Feldman was a scholar of Hellenistic civilization, specifically the works of Josephus Flavius. Feldman's work on Josephus is widely respected by other scholars.
Feldman received his undergraduate degree (as valedictorian) from Trinity College, Hartford, CT in 1946 and his master’s degree the following year. In 1951, he received his doctoral degree in philology from Harvard University for his dissertation Cicero’s Concept of Historiography. He returned to Trinity College as a teaching fellow and eventually served as classics instructor before leaving for Hobart and William Smith Colleges in 1953. Feldman began teaching at Yeshiva University as an instructor in 1955, became an assistant professor in 1956, an associate professor in 1961 and, in 1966, a professor of classics. In 1993, he was appointed Abraham Wouk Family Professor of Classics and Literature at Yeshiva University.

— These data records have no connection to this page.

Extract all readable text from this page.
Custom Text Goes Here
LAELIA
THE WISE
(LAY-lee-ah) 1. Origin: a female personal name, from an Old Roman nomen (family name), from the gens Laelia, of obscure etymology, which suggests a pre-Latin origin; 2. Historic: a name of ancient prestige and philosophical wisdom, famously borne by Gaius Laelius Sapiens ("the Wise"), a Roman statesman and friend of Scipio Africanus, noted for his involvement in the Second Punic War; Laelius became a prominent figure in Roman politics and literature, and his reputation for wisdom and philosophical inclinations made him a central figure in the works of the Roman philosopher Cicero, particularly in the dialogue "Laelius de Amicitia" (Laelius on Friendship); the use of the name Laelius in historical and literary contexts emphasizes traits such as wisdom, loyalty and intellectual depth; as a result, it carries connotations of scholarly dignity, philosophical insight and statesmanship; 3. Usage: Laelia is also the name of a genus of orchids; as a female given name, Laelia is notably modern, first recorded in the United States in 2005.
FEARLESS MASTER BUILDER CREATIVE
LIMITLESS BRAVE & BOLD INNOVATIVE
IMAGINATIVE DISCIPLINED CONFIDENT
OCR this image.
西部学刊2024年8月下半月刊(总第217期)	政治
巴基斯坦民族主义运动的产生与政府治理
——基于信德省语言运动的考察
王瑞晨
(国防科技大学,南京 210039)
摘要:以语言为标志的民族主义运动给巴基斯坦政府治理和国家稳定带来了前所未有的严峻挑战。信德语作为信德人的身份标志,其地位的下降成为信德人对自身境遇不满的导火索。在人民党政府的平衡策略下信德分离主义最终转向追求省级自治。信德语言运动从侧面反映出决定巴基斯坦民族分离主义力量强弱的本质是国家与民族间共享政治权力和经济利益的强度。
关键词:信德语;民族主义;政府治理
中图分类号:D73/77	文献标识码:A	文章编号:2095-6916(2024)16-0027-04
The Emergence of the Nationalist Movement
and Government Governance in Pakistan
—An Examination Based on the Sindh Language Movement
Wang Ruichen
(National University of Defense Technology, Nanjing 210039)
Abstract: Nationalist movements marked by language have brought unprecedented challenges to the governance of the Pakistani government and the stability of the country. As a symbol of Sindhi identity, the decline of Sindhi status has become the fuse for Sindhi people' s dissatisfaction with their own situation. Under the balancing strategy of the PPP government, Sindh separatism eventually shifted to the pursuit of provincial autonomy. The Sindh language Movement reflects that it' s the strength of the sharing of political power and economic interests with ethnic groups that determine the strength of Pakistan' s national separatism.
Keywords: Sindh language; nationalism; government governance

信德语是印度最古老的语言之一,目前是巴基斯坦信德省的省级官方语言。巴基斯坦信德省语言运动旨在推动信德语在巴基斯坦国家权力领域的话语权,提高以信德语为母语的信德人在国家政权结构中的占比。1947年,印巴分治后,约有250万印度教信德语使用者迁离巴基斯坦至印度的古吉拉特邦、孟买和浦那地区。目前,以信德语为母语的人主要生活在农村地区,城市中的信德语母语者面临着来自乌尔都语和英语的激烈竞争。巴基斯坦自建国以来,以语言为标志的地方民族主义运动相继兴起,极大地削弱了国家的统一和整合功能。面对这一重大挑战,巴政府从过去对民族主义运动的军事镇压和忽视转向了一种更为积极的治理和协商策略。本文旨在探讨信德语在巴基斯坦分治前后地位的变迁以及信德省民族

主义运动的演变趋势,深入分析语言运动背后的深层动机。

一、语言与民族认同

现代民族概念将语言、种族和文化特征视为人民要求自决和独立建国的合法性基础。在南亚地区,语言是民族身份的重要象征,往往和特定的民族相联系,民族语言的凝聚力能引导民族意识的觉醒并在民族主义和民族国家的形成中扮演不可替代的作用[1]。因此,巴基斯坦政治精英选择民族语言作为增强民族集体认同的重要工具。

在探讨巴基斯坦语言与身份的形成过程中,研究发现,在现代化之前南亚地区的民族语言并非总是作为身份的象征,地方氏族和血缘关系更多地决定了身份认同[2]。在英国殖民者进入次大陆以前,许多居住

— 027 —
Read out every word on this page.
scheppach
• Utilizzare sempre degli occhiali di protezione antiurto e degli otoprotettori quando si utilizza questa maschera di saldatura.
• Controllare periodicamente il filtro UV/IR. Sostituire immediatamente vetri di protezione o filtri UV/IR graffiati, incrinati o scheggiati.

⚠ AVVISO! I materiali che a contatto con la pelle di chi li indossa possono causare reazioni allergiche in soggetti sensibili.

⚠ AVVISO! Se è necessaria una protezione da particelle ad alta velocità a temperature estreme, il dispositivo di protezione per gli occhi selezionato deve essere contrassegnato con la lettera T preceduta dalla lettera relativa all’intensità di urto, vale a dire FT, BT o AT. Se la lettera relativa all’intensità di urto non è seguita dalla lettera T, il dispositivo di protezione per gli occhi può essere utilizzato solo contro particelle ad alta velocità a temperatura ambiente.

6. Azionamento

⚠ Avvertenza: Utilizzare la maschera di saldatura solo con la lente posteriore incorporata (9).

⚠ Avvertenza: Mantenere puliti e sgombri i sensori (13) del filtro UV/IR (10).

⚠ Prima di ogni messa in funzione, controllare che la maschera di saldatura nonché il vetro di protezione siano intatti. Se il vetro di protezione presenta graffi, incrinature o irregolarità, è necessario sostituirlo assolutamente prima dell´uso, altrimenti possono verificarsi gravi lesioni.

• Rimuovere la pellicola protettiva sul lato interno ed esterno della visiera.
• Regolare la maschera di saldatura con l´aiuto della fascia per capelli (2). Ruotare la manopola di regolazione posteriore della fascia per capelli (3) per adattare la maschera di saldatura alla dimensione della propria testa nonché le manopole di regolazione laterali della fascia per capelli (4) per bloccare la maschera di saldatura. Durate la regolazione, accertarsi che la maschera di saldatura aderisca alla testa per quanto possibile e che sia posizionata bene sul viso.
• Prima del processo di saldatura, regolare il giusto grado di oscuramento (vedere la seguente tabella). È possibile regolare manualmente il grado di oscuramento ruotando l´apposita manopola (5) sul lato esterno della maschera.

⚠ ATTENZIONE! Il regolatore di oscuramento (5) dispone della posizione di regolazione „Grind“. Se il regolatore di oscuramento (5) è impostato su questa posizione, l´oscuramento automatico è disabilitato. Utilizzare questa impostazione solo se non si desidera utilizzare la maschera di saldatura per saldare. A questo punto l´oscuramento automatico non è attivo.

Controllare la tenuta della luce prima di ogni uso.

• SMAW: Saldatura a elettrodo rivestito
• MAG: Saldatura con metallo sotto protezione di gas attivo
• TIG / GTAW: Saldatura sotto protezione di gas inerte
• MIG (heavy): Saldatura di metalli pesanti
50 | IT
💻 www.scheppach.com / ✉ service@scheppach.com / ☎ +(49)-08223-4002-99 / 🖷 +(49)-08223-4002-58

A fellow of the American Academy for Jewish Research, he received numerous other fellowships and awards. These include a Ford Foundation Fellowship (1951-1952), a Guggenheim Fellowship (1963), a grant from the Memorial Foundation for Jewish Culture (1969), and a grant from the American Philosophical Association (1972). He was named a senior fellow of the American Council of Learned Societies in 1971, a Littauer Foundation fellow in 1973, and Institute for Advanced Study fellow in 1994. In 1981, he received the American Philological Association award for “Excellence in Teaching the Classics.” Additionally, Feldman has been selected to conduct seminars for college teachers by the National Endowment for the Humanities.